Influence customers with colour and texture

It’s important to understand the purpose of design before doing any actual design work. Strange, right? You need to ask questions like: how does it relate to the business goals? How does it relate to the customer’s expectations?

From a website perspective, colour choice won’t necessarily slow down a visitor and encourage them to spend more time on the page. That’s more of a user experience, product value and market messaging topic. What colour can do is help establish your place in the ecosystem.

Last year Slack redesigned its website and featured wonderfully textured illustrations and thoughtful colour usage. It helped it stand out in a sea of overly corporate-style SaaS websites vying for attention. The result was professional yet playful, which spoke to its core market.

Slack website

When Slack overhauled its brand identity, it did such a good job that other companies soon copied its look

But then everyone copied it.
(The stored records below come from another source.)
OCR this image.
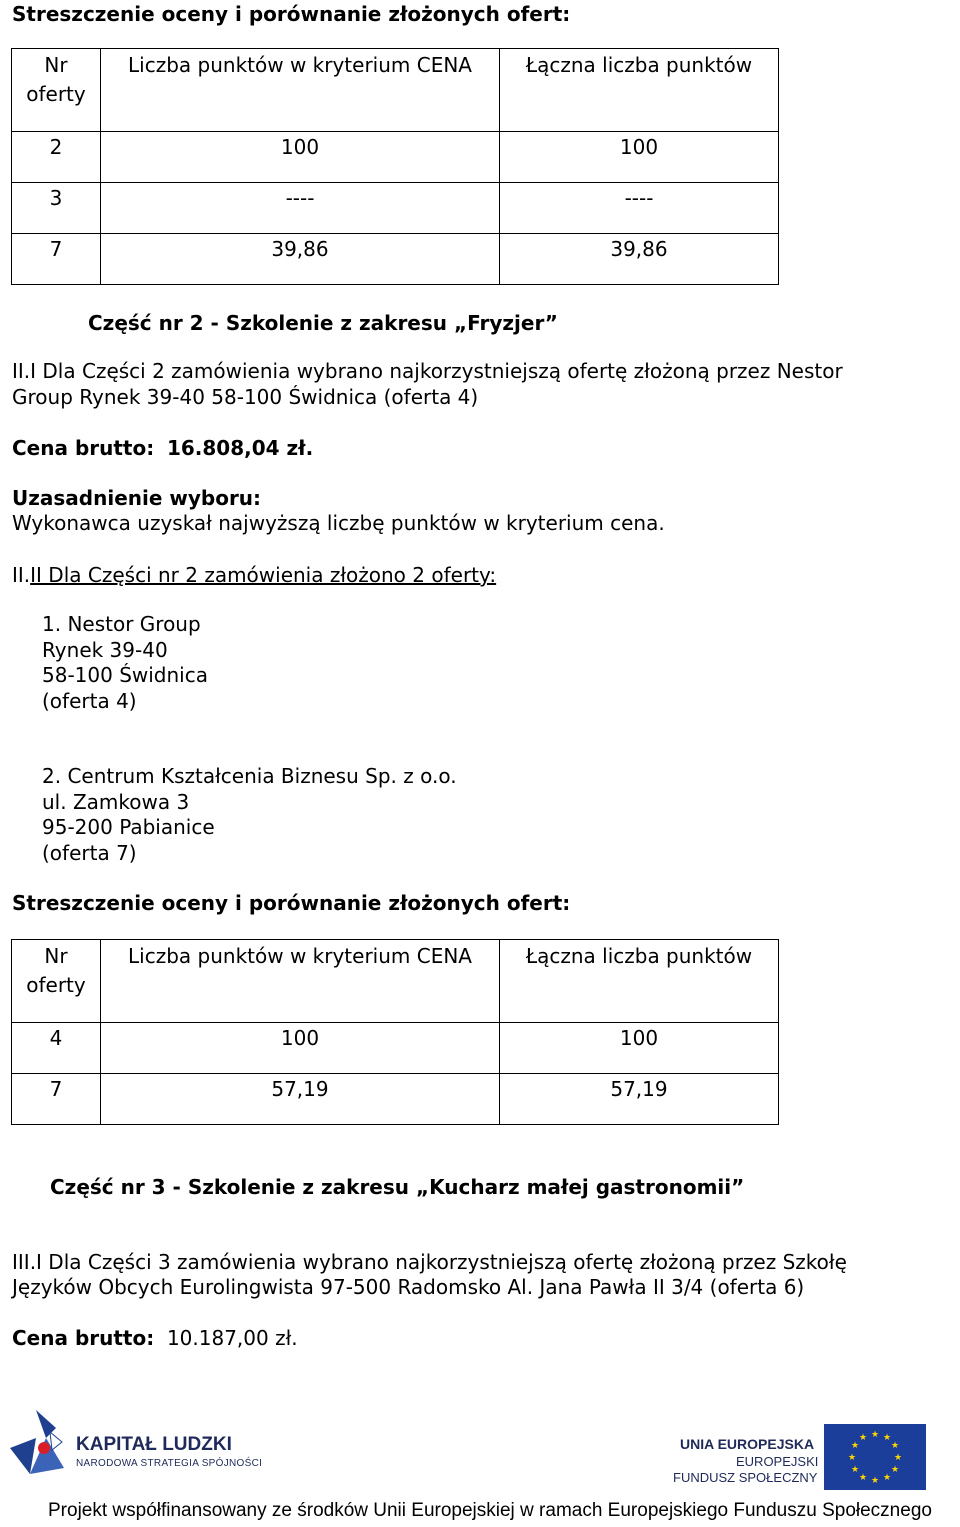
Streszczenie oceny i porównanie złożonych ofert:
Nr
oferty	Liczba punktów w kryterium CENA	Łączna liczba punktów
2	100	100
3	----	----
7	39,86	39,86
Część nr 2 - Szkolenie z zakresu „Fryzjer”
II.I Dla Części 2 zamówienia wybrano najkorzystniejszą ofertę złożoną przez Nestor
Group Rynek 39-40 58-100 Świdnica (oferta 4)
Cena brutto: 16.808,04 zł.
Uzasadnienie wyboru:
Wykonawca uzyskał najwyższą liczbę punktów w kryterium cena.
II.II Dla Części nr 2 zamówienia złożono 2 oferty:
1. Nestor Group
Rynek 39-40
58-100 Świdnica
(oferta 4)
2. Centrum Kształcenia Biznesu Sp. z o.o.
ul. Zamkowa 3
95-200 Pabianice
(oferta 7)
Streszczenie oceny i porównanie złożonych ofert:
Nr
oferty	Liczba punktów w kryterium CENA	Łączna liczba punktów
4	100	100
7	57,19	57,19
Część nr 3 - Szkolenie z zakresu „Kucharz małej gastronomii”
III.I Dla Części 3 zamówienia wybrano najkorzystniejszą ofertę złożoną przez Szkołę
Języków Obcych Eurolingwista 97-500 Radomsko Al. Jana Pawła II 3/4 (oferta 6)
Cena brutto: 10.187,00 zł.
KAPITAŁ LUDZKI
NARODOWA STRATEGIA SPÓJNOŚCI
UNIA EUROPEJSKA
EUROPEJSKI
FUNDUSZ SPOŁECZNY
★ ★
★
★
★
★
★
★
★
★
★
★
Projekt współfinansowany ze środków Unii Europejskiej w ramach Europejskiego Funduszu Społecznego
The same font style. The same illustration style. The same colour scheme. Slack’s brand style became a template for everyone else. No one stood out any more. Not because the product was the same but because the overall collective design experience was the same. That works well for organisations looking to establish themselves but it’s counterproductive for industry leaders because these are two different business models with two different use cases.

You may be asking: how do business goals relate to colour usage and design decisions? Did you know that the dining areas of fast food restaurants were traditionally painted in bright colours, like red and yellow, because it created a sense of action or unrest in patrons?

Fast food generates revenue from being fast and convenient. If patrons take their time while eating, it impedes the table turnover and slows the amount of product the restaurant can sell in a day. They were focused on the potential revenue and not the customer experience.

This trend has begun to shift in the last few years. They’ve started using neutral colours, natural design elements like wood and softer lighting. It’s less abrasive and more comforting. Market expectation has dictated that families want to sit down and enjoy a meal, even if done on a budget and relatively quickly. Working with your customer is necessary for long-term success.

Influencing behaviour should be done with restraint and care. It’s not always about driving customers into a sales funnel. Sometimes the most proactive design decision is slowing down.